A Reader's Take on From Sand Creek

by Robert Durborow
Student Advisor, 2014-2016
Pi Omega Chapter
Northern Kentucky University

Our 2015 Common Reader is by award-winning Native American poet and writer, Simon J. Ortiz, a native of Deetseyaamah, Acoma Pueblo, New Mexico. I can think of no more fitting work for our theme, "Borderlands and Enchantments."

From Sand Creek is a riveting collection of poems in which Ortiz, a featured speaker at the 2015 Convention, examines one of the most infamous episodes in American and Native American history—the 1864 massacre of 600 Cheyenne and Arapaho people at Sand Creek, Colorado. Far from an angry rant or accusatory work, From Sand Creek offers a realistic view of the past and a hopeful, unified view for the future of all Americans, native or otherwise. Thomas McGrath (Letter to an Imaginary Friend) states, "In this work by Simon Ortiz, Sand Creek shines like a dark star over a continent of pain. . ." I can't say it any better.

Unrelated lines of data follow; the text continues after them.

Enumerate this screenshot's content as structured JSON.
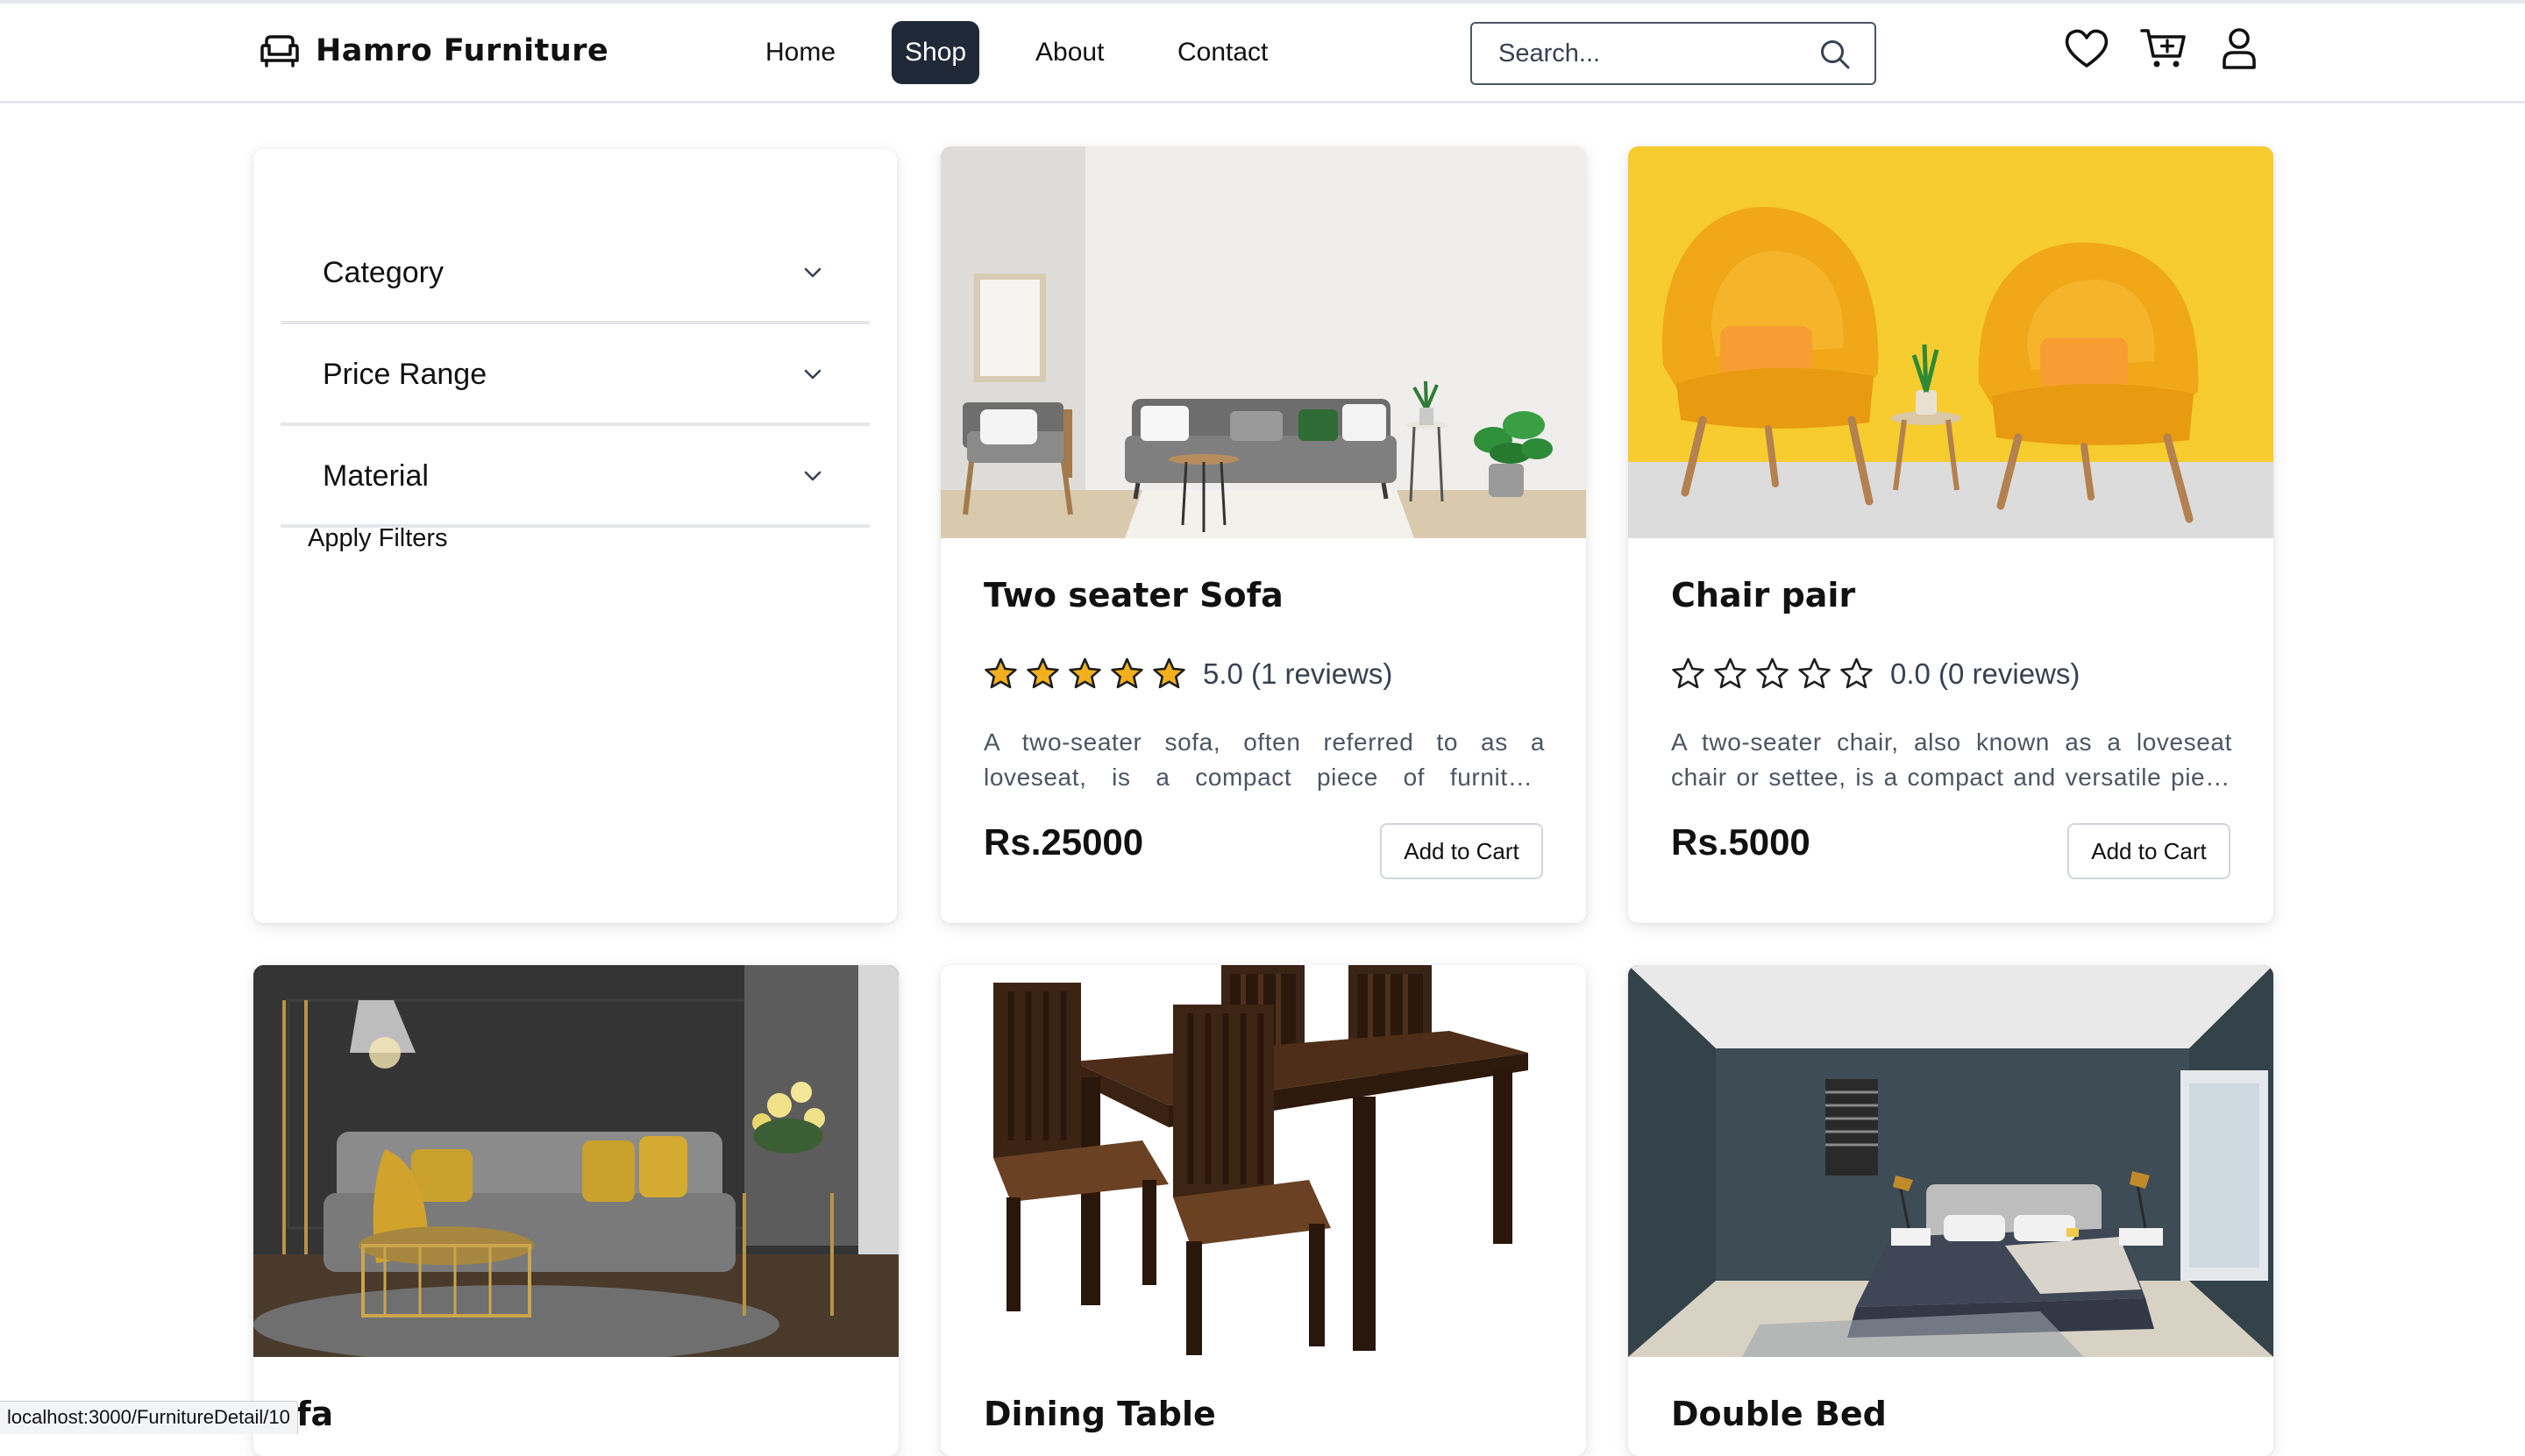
{
  "brand": {
    "name": "Hamro Furniture"
  },
  "nav": [
    {
      "label": "Home",
      "active": false
    },
    {
      "label": "Shop",
      "active": true
    },
    {
      "label": "About",
      "active": false
    },
    {
      "label": "Contact",
      "active": false
    }
  ],
  "search": {
    "placeholder": "Search...",
    "value": ""
  },
  "header_icons": [
    "heart-icon",
    "cart-plus-icon",
    "user-icon"
  ],
  "filters": {
    "items": [
      {
        "label": "Category"
      },
      {
        "label": "Price Range"
      },
      {
        "label": "Material"
      }
    ],
    "apply_label": "Apply Filters"
  },
  "products": [
    {
      "title": "Two seater Sofa",
      "rating": 5.0,
      "rating_text": "5.0 (1 reviews)",
      "description": "A two-seater sofa, often referred to as a loveseat, is a compact piece of furniture designed to comfortably seat two people.",
      "price": "Rs.25000",
      "cart_label": "Add to Cart"
    },
    {
      "title": "Chair pair",
      "rating": 0.0,
      "rating_text": "0.0 (0 reviews)",
      "description": "A two-seater chair, also known as a loveseat chair or settee, is a compact and versatile piece of furniture.",
      "price": "Rs.5000",
      "cart_label": "Add to Cart"
    },
    {
      "title": "fa"
    },
    {
      "title": "Dining Table"
    },
    {
      "title": "Double Bed"
    }
  ],
  "status_bar": {
    "url": "localhost:3000/FurnitureDetail/10"
  },
  "colors": {
    "accent_dark": "#1f2937",
    "star": "#f2b01e",
    "border": "#e5e7eb"
  }
}
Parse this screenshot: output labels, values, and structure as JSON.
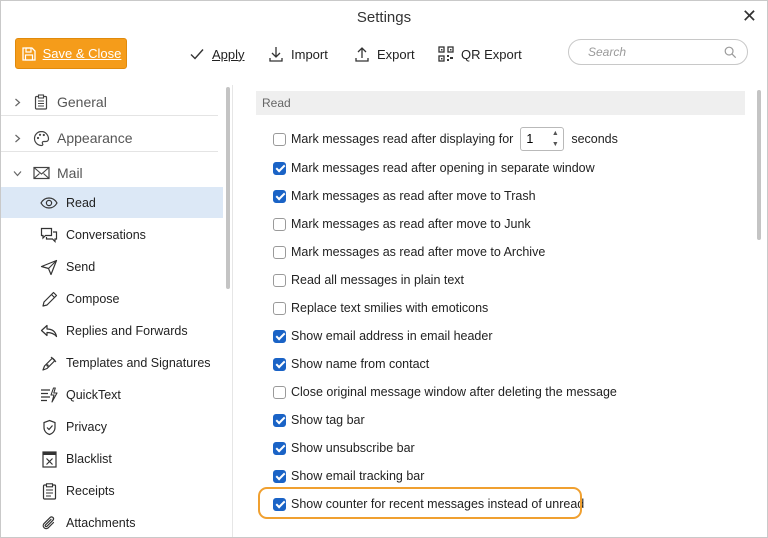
{
  "window": {
    "title": "Settings"
  },
  "toolbar": {
    "save_close": "Save & Close",
    "apply": "Apply",
    "import": "Import",
    "export": "Export",
    "qr_export": "QR Export",
    "search_placeholder": "Search"
  },
  "sidebar": {
    "groups": [
      {
        "label": "General",
        "icon": "clipboard-icon"
      },
      {
        "label": "Appearance",
        "icon": "palette-icon"
      },
      {
        "label": "Mail",
        "icon": "envelope-icon"
      }
    ],
    "items": [
      {
        "label": "Read",
        "icon": "eye-icon",
        "active": true
      },
      {
        "label": "Conversations",
        "icon": "chat-icon"
      },
      {
        "label": "Send",
        "icon": "send-icon"
      },
      {
        "label": "Compose",
        "icon": "pen-icon"
      },
      {
        "label": "Replies and Forwards",
        "icon": "reply-icon"
      },
      {
        "label": "Templates and Signatures",
        "icon": "signature-icon"
      },
      {
        "label": "QuickText",
        "icon": "quicktext-icon"
      },
      {
        "label": "Privacy",
        "icon": "shield-icon"
      },
      {
        "label": "Blacklist",
        "icon": "blacklist-icon"
      },
      {
        "label": "Receipts",
        "icon": "receipt-icon"
      },
      {
        "label": "Attachments",
        "icon": "paperclip-icon"
      }
    ]
  },
  "main": {
    "section_title": "Read",
    "options": [
      {
        "pre": "Mark messages read after displaying for",
        "value": "1",
        "post": "seconds",
        "checked": false
      },
      {
        "label": "Mark messages read after opening in separate window",
        "checked": true
      },
      {
        "label": "Mark messages as read after move to Trash",
        "checked": true
      },
      {
        "label": "Mark messages as read after move to Junk",
        "checked": false
      },
      {
        "label": "Mark messages as read after move to Archive",
        "checked": false
      },
      {
        "label": "Read all messages in plain text",
        "checked": false
      },
      {
        "label": "Replace text smilies with emoticons",
        "checked": false
      },
      {
        "label": "Show email address in email header",
        "checked": true
      },
      {
        "label": "Show name from contact",
        "checked": true
      },
      {
        "label": "Close original message window after deleting the message",
        "checked": false
      },
      {
        "label": "Show tag bar",
        "checked": true
      },
      {
        "label": "Show unsubscribe bar",
        "checked": true
      },
      {
        "label": "Show email tracking bar",
        "checked": true
      },
      {
        "label": "Show counter for recent messages instead of unread",
        "checked": true,
        "highlighted": true
      }
    ]
  },
  "colors": {
    "accent": "#f59c1a",
    "checkbox": "#1a63c6",
    "selection": "#dce8f6"
  }
}
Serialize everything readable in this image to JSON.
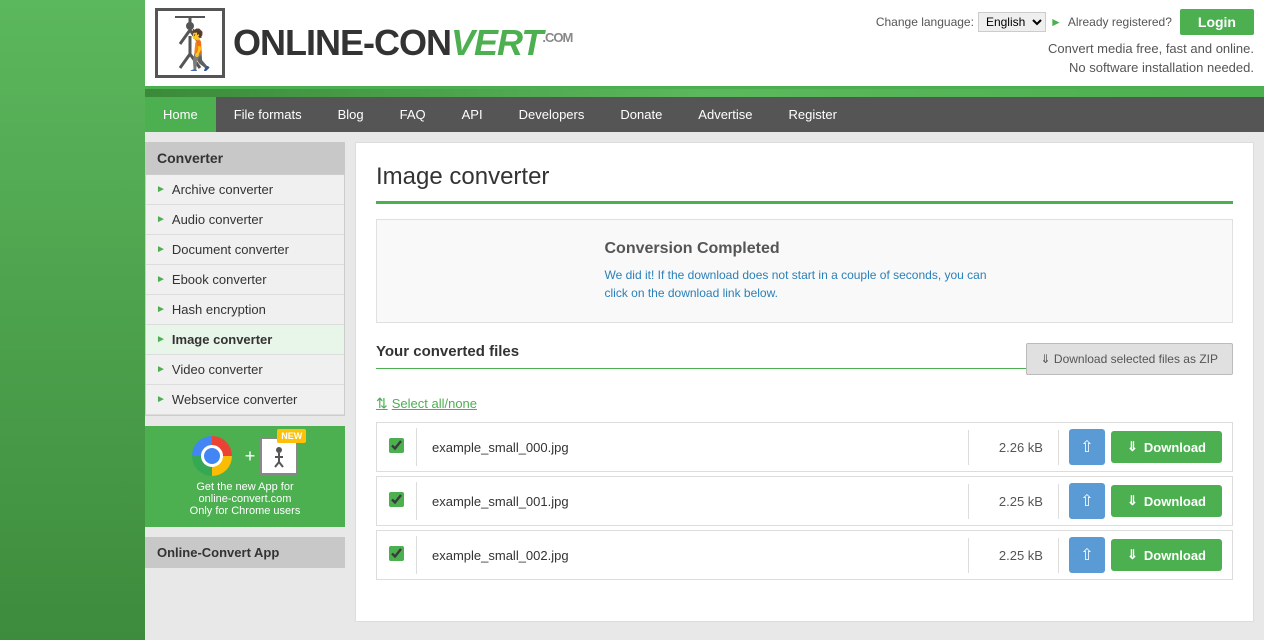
{
  "header": {
    "logo_text_part1": "ONLINE-CON",
    "logo_text_vert": "VERT",
    "logo_text_com": ".COM",
    "tagline_line1": "Convert media free, fast and online.",
    "tagline_line2": "No software installation needed.",
    "lang_label": "Change language:",
    "lang_value": "English",
    "already_registered": "Already registered?",
    "login_label": "Login"
  },
  "nav": {
    "items": [
      {
        "label": "Home",
        "active": false
      },
      {
        "label": "File formats",
        "active": false
      },
      {
        "label": "Blog",
        "active": false
      },
      {
        "label": "FAQ",
        "active": false
      },
      {
        "label": "API",
        "active": false
      },
      {
        "label": "Developers",
        "active": false
      },
      {
        "label": "Donate",
        "active": false
      },
      {
        "label": "Advertise",
        "active": false
      },
      {
        "label": "Register",
        "active": false
      }
    ]
  },
  "sidebar": {
    "converter_header": "Converter",
    "items": [
      {
        "label": "Archive converter",
        "active": false
      },
      {
        "label": "Audio converter",
        "active": false
      },
      {
        "label": "Document converter",
        "active": false
      },
      {
        "label": "Ebook converter",
        "active": false
      },
      {
        "label": "Hash encryption",
        "active": false
      },
      {
        "label": "Image converter",
        "active": true
      },
      {
        "label": "Video converter",
        "active": false
      },
      {
        "label": "Webservice converter",
        "active": false
      }
    ],
    "app_promo": {
      "text_line1": "Get the new App for",
      "text_line2": "online-convert.com",
      "text_line3": "Only for Chrome users",
      "new_badge": "NEW"
    },
    "oc_app_label": "Online-Convert App"
  },
  "main": {
    "page_title": "Image converter",
    "conversion_complete": {
      "title": "Conversion Completed",
      "text": "We did it! If the download does not start in a couple of seconds, you can click on the download link below."
    },
    "converted_files_header": "Your converted files",
    "download_zip_label": "Download selected files as ZIP",
    "select_all_label": "Select all/none",
    "files": [
      {
        "name": "example_small_000.jpg",
        "size": "2.26 kB"
      },
      {
        "name": "example_small_001.jpg",
        "size": "2.25 kB"
      },
      {
        "name": "example_small_002.jpg",
        "size": "2.25 kB"
      }
    ],
    "download_label": "Download"
  }
}
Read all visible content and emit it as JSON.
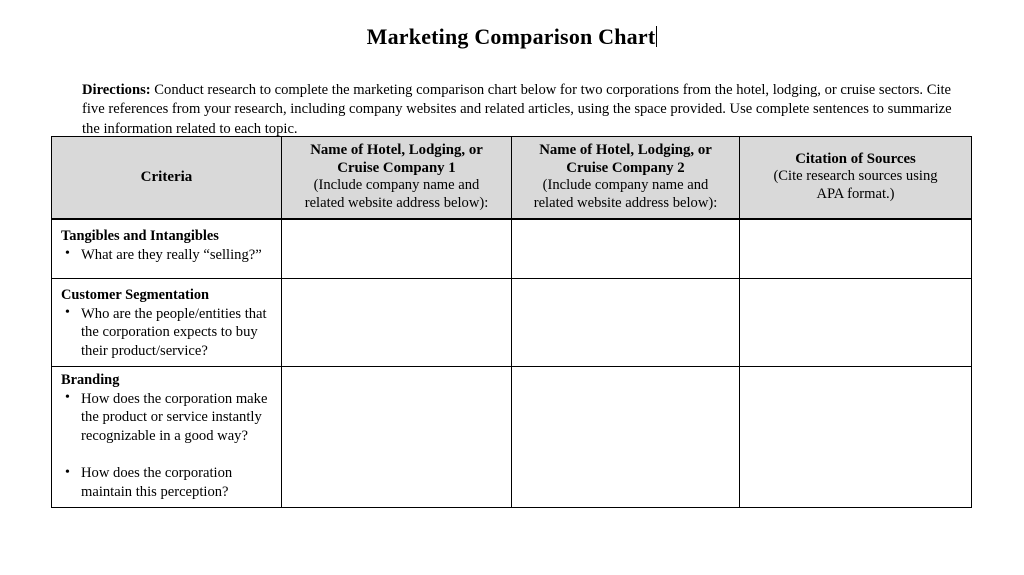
{
  "document": {
    "title": "Marketing Comparison Chart",
    "has_text_caret": true,
    "directions_label": "Directions:",
    "directions_body": " Conduct research to complete the marketing comparison chart below for two corporations from the hotel, lodging, or cruise sectors. Cite five references from your research, including company websites and related articles, using the space provided. Use complete sentences to summarize the information related to each topic."
  },
  "table": {
    "header_background": "#d9d9d9",
    "columns": [
      {
        "id": "criteria",
        "title": "Criteria",
        "subtitle_lines": []
      },
      {
        "id": "company1",
        "title_lines": [
          "Name of Hotel, Lodging, or",
          "Cruise Company 1"
        ],
        "subtitle_lines": [
          "(Include company name and",
          "related website address below):"
        ]
      },
      {
        "id": "company2",
        "title_lines": [
          "Name of Hotel, Lodging, or",
          "Cruise Company 2"
        ],
        "subtitle_lines": [
          "(Include company name and",
          "related website address below):"
        ]
      },
      {
        "id": "citation",
        "title_lines": [
          "Citation of Sources"
        ],
        "subtitle_lines": [
          "(Cite research sources using",
          "APA format.)"
        ]
      }
    ],
    "rows": [
      {
        "criteria_title": "Tangibles and Intangibles",
        "bullets": [
          "What are they really “selling?”"
        ],
        "company1": "",
        "company2": "",
        "citation": ""
      },
      {
        "criteria_title": "Customer Segmentation",
        "bullets": [
          "Who are the people/entities that the corporation expects to buy their product/service?"
        ],
        "company1": "",
        "company2": "",
        "citation": ""
      },
      {
        "criteria_title": "Branding",
        "bullets": [
          "How does the corporation make the product or service instantly recognizable in a good way?",
          "How does the corporation maintain this perception?"
        ],
        "company1": "",
        "company2": "",
        "citation": ""
      }
    ]
  }
}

As a poet and former soldier in the American armed forces, I found the collection particularly significant and poignant. Ortiz paints vivid pictures in the mind of the reader, in hues of crimson and hope. I literally could not put the book down, compelled to finish the journey started at the front cover. I have never read more thoughtfully composed, moving work. A single stanza typifies the power of the poet: "Memory/is stone, very quiet/like this,/a moment clenched/as knuckles/around gunstock/around steering wheel" (23). Ortiz writes iron. To say more would be to ruin the reader’s experience. Get the book (you'll thank me).

As we all begin preparations for the next academic year and the Sigma Tau Delta 2015 Convention in Albuquerque, New Mexico, why not start with a good, insightful, thought provoking read? From Sand Creek may be purchased from Better World Books for the small sum of $7.48.